For the determination of ferroportin protein by immunoblots, we used the crude membrane fractions prepared by ultracentrifugation, as described by Canonne-Hergaux et al. [25,35]. Use of membranes instead of whole-cell lysates decreased the amount of non-specific bands and increased the intensity of ferroportin-specific bands. Tissues (about 150 mg) were homogenized in 10 volumes of buffered (pH 7.4) 0.25 M sucrose containing protease inhibitors and centrifuged for 15 min at 8000× g. Supernatants were transferred to ultracentrifuge tubes and centrifuged for one hour at 105,000× g. The resulting pellets were washed once by homogenization in 0.25 M sucrose buffer, recentrifuged at 105,000× g, and resuspended in 60 µL of 2% sodium dodecyl sulfate-containing 25 mM of ammonium bicarbonate.

In total, from 15 to 45 µg of protein was separated on 8% polyacrylamide gel. Samples were mixed with mercaptoethanol-containing loading buffer (Bio-Rad sro., Prague, Czech Republic) and heated for 5 min at 50 °C. Following electrophoresis, proteins were transferred to a PVDF membrane using Invitrogen XCell SureLock system (25 V, 120 min). The membrane was blocked for one hour in 5% skimmed milk. Ferroportin was detected using MTP11-A antibody from Alpha Diagnostics at 3:1000 dilution in skimmed milk, incubation with the primary antibody was for 48 h at 4 °C. Secondary antibody was Jackson Immunoresearch 711-036-152 at 1:40,000 dilution in skimmed milk, incubation was for two hours. Images were obtained on Biorad Chemidoc System (a total of 24 images at 5-min intervals at 4X binning setting) following signal visualization by Pierce ECL Western Blotting substrate (Thermo Fisher Scientific, Waltham, MA, USA). For loading control, N-Cadherin (#4061, Cell Signaling Technology Danvers, MA, USA) or GAPDH (G9545, Merck, Darmstadt, Germany antibodies were used. The membrane protein N-Cadherin was the preferred loading control; however, GAPDH was used in iron-overload experiments, since membrane N-Cadherin protein content is decreased by iron overload [36], and in spleen samples, where N-Cadherin was not detected.
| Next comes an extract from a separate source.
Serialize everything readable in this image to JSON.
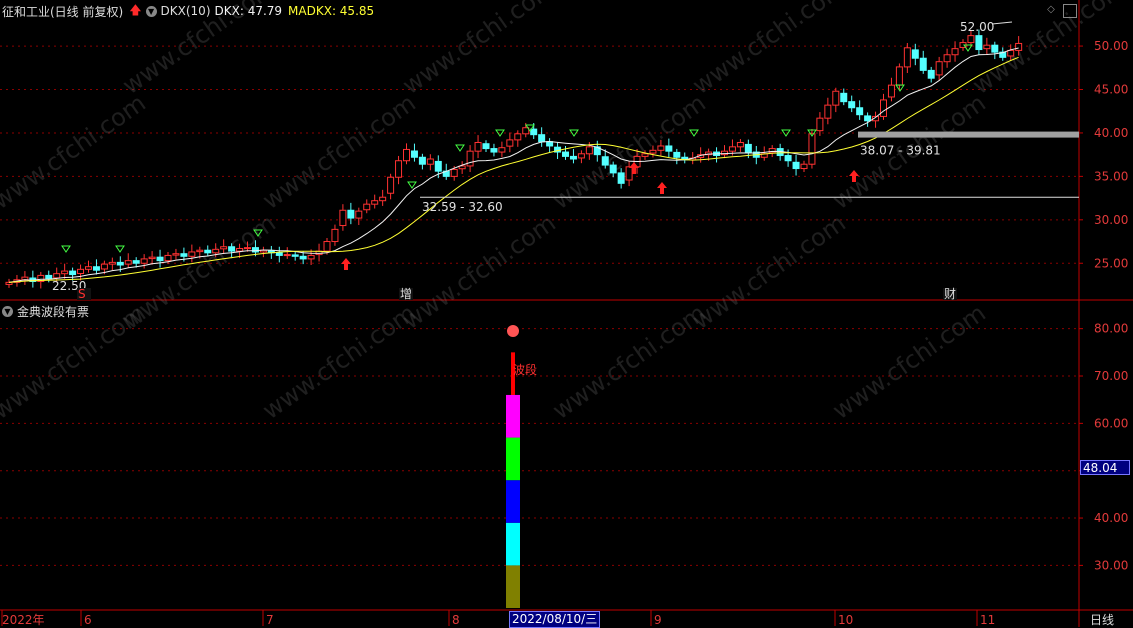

To confirm that the bands used for ferroportin determination indeed represent ferroportin protein, a sample heated for 10 min to 85 °C was run on the same blot. It has been repeatedly demonstrated that determination of ferroportin requires only mild heating [21,25], and that boiling of the samples, as used in standard immunoblot protocols, markedly decreases the ferroportin protein content [37,38]. Therefore, the disappearance of a detected band following heating was regarded as a confirmation of that band specificity for ferroportin.

4.3. Real-Time PCR

Heart RNA was prepared from RNALater-stored samples using Trizol reagent (Thermo Fisher Scientific, Waltham, MA, USA), glycogen was added according to instructions to visualize the RNA pellet. Liver and spleen RNA was prepared using RNEasy Plus Mini Kit from Qiagen (Düsseldorf, Germany). Homogenization of all samples was performed using Roche Green Bead tubes, using 1 mL of the respective reagent (Trizol or RNEasy Plus buffer plus mercaptoethanol). Samples were reverse-transcribed using RevertAid kit (Thermo Fisher Scientific, Waltham, MA, USA). Real-time PCR was performed on Biorad IQ5 instrument using Biorad IQ SYBR Green mix; primer sequences are given in Table S1. ΔCT values were calculated by subtracting the CT of the gene of interest from the CT of the reference gene; lower ΔCT in graphs means lower abundance of the target cDNA.

4.4. Iron Determinations

Tissue non-heme iron was determined according to [39]. Samples of approximately 50 mg were boiled in ten volumes of 10% trichloroacetic acid for 20 h at 65 °C; color was developed by bathophenantroline (Merck, Darmstadt, Germany and thioglycolic acid reagent. The use of non-heme iron determination diminished the risk of hemoglobin contamination in heart samples and excluded the contribution of myoglobin iron.

4.5. Statistical Analysis

Results were analyzed using two-tailed Students t-test with unequal variances; p ˂ 0.05 was regarded as significant.